Govela and Erlanger note that it wasn’t until the garage was “deprogrammed” from its intended purpose of automobile storage in later years—when people left their cars outside to free up the attached garage for other ends—that it became an abstracted, polyvalent space for its users (primarily white men) to live out their fantasies. The windowless garage provides a space to perform a drag incompatible with other rooms of the house; it allows its inhabitants to detach identity from the strictures of the kitchen and the bedroom. It’s where bands like No Doubt and Nirvana would project an image of alternative family structures, to sell an appealing otherness. In the garage, one can temporarily “escape the prison of domesticity” and experiment with alternative identities.

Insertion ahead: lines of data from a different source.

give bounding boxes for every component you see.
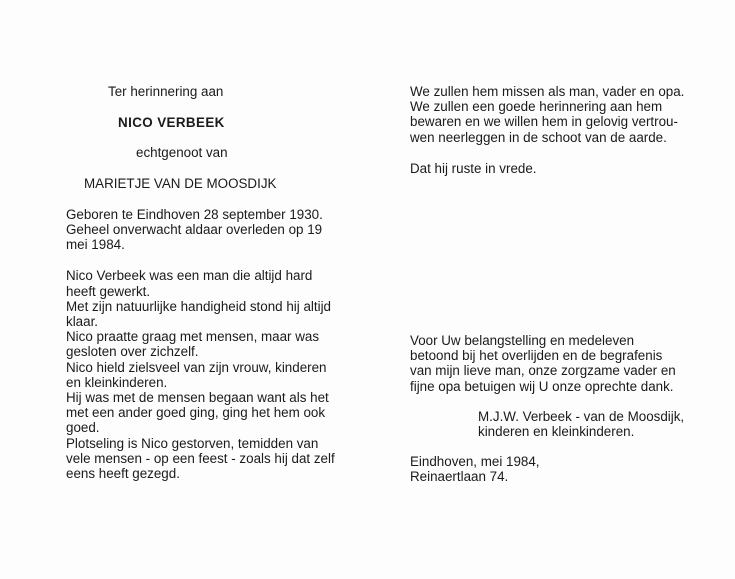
bio-line: Hij was met de mensen begaan want als het xyxy=(66,390,329,406)
place-date: Eindhoven, mei 1984, xyxy=(410,454,540,470)
bio-line: en kleinkinderen. xyxy=(66,374,168,390)
address: Reinaertlaan 74. xyxy=(410,469,509,485)
biography xyxy=(66,268,335,482)
death-line-2: mei 1984. xyxy=(66,237,125,253)
bio-line: Nico Verbeek was een man die altijd hard xyxy=(66,268,313,284)
life-dates xyxy=(66,206,323,253)
poem-line: We zullen een goede herinnering aan hem xyxy=(410,99,663,115)
thanks-line: betoond bij het overlijden en de begrafenis xyxy=(410,348,663,364)
signature-line-2: kinderen en kleinkinderen. xyxy=(478,424,635,440)
thanks-line: Voor Uw belangstelling en medeleven xyxy=(410,333,635,349)
left-column xyxy=(66,84,386,482)
bio-line: gesloten over zichzelf. xyxy=(66,344,199,360)
place-date-block xyxy=(410,454,702,484)
poem-line: bewaren en we willen hem in gelovig vertrou- xyxy=(410,114,678,130)
bio-line: goed. xyxy=(66,420,100,436)
thanks-line: fijne opa betuigen wij U onze oprechte dank. xyxy=(410,378,674,394)
bio-line: Nico hield zielsveel van zijn vrouw, kinderen xyxy=(66,359,327,375)
birth-line: Geboren te Eindhoven 28 september 1930. xyxy=(66,206,323,222)
bio-line: met een ander goed ging, ging het hem ook xyxy=(66,405,326,421)
death-line-1: Geheel onverwacht aldaar overleden op 19 xyxy=(66,222,323,238)
bio-line: Nico praatte graag met mensen, maar was xyxy=(66,329,320,345)
bio-line: klaar. xyxy=(66,314,99,330)
thanks-text xyxy=(410,333,702,394)
bio-line: eens heeft gezegd. xyxy=(66,466,180,482)
thanks-line: van mijn lieve man, onze zorgzame vader en xyxy=(410,363,676,379)
signature xyxy=(410,409,702,439)
bio-line: vele mensen - op een feest - zoals hij dat zelf xyxy=(66,450,335,466)
deceased-name: NICO VERBEEK xyxy=(118,115,225,131)
signature-line-1: M.J.W. Verbeek - van de Moosdijk, xyxy=(478,408,685,424)
intro-text: Ter herinnering aan xyxy=(108,84,224,99)
bio-line: Met zijn natuurlijke handigheid stond hij altijd xyxy=(66,298,331,314)
poem xyxy=(410,84,702,145)
bio-line: Plotseling is Nico gestorven, temidden van xyxy=(66,435,319,451)
relation-text: echtgenoot van xyxy=(136,145,228,161)
poem-line: wen neerleggen in de schoot van de aarde. xyxy=(410,129,667,145)
spouse-name: MARIETJE VAN DE MOOSDIJK xyxy=(84,175,277,191)
bio-line: heeft gewerkt. xyxy=(66,283,151,299)
right-column xyxy=(410,84,702,485)
poem-line: We zullen hem missen als man, vader en opa. xyxy=(410,84,685,99)
rest-in-peace: Dat hij ruste in vrede. xyxy=(410,160,537,176)
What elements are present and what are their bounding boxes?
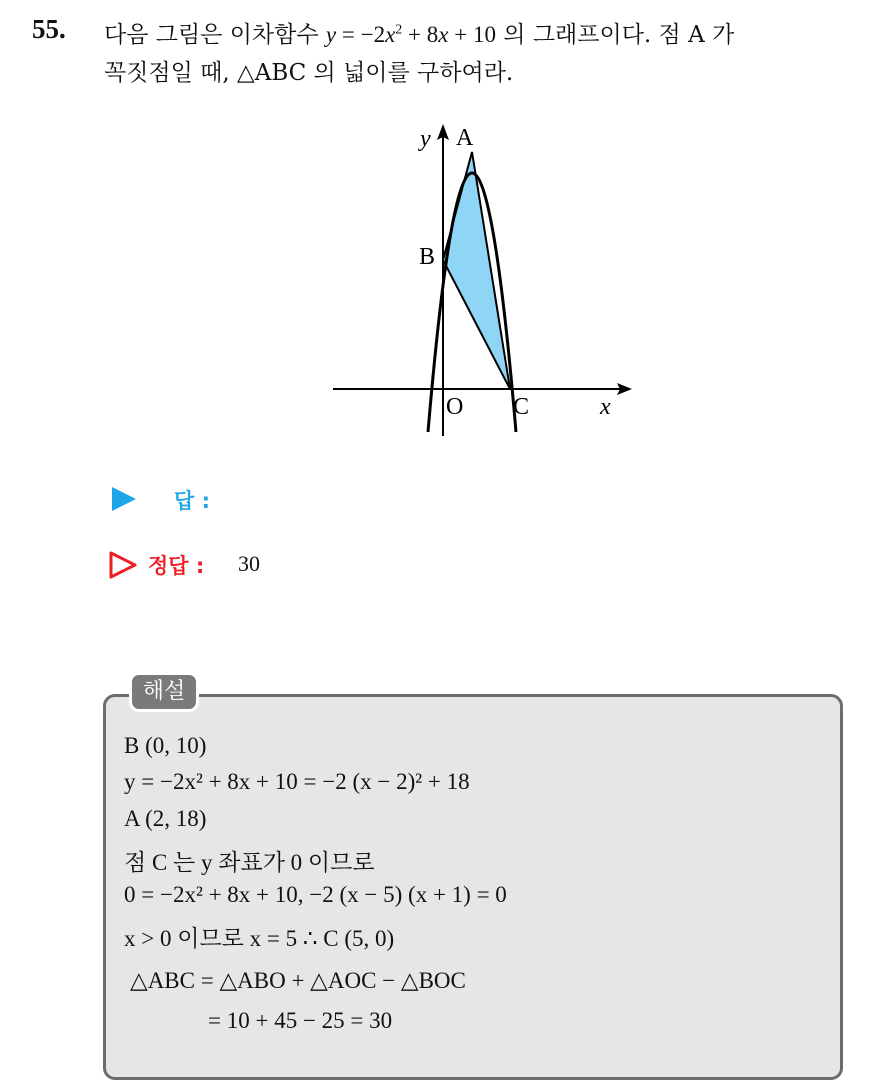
problem-number: 55.: [32, 14, 66, 44]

In a similar vein, young entrepreneurs such as Stanford graduates and HP founders Bill Hewlett and David Packard ushered in new “labor subjectivities,” Erlanger and Govela write, by resisting the conventions of domestic life and transforming the garage and the home into an ad hoc site of capital production. They coopted risk as an edgy marketing currency. The garage became a “cultural marker exposing the displacement of domestic feelings attached to the home toward contemporary modes of production.” This symbiotic overlapping of home and work is made available for public consumption in what the authors call “garageification of space.”

Erlanger and Govela assert that the process of garageification maps suburban familiarity onto urban environments by recreating some of the comforts of home. Commercial buildings and lofts often appropriate aspects of garage aesthetics, such as open floor plans, bare pipes, and unfinished walls. The replication of intimacy is ostensibly meant to expand the appeal of urban spaces and office architecture. But the suburbs were never made for the multitudes; in fact, the automobile, the driving force behind the suburbs’ proliferation, was marketed against a spirit of collectivity. Companies like Airbnb and WeWork capitalize on blurred boundaries between spaces of work and leisure, but the openness and inclusiveness they claim for their platforms doesn’t quite jibe with the history that informs their rise and popularity. In our dominant economic and ideological paradigm, individualism and conformity, governed by platform capitalism’s terms of service, form the framework for any semblance of intimacy.

Govela and Erlanger ask: “What is the subject being modeled in the new image of the home?” This is difficult to answer for a few reasons, and none more salient than the relative accessibility of housing today, compared to the period following the first economic crisis of the 1930s when home ownership was limited by redlining. Speculating about a universal subject is perhaps unwise given the nature of global neoliberalism and its cross-fertilization of various subject positions. Erlanger and Govela overlook the similarities between garageification and the professionalization of forms of affective labor once performed by women at home without pay. All this leaves me wondering how exactly, then, garageification can be differentiated from gentrification without relying on the narrative of displaced identities and histories, from Wright’s garage to Airbnb. As compelling as Erlanger and Govela’s conspiracy theory may be, attempts to square its central narrative with other kinds of experience threaten to unravel its threads altogether.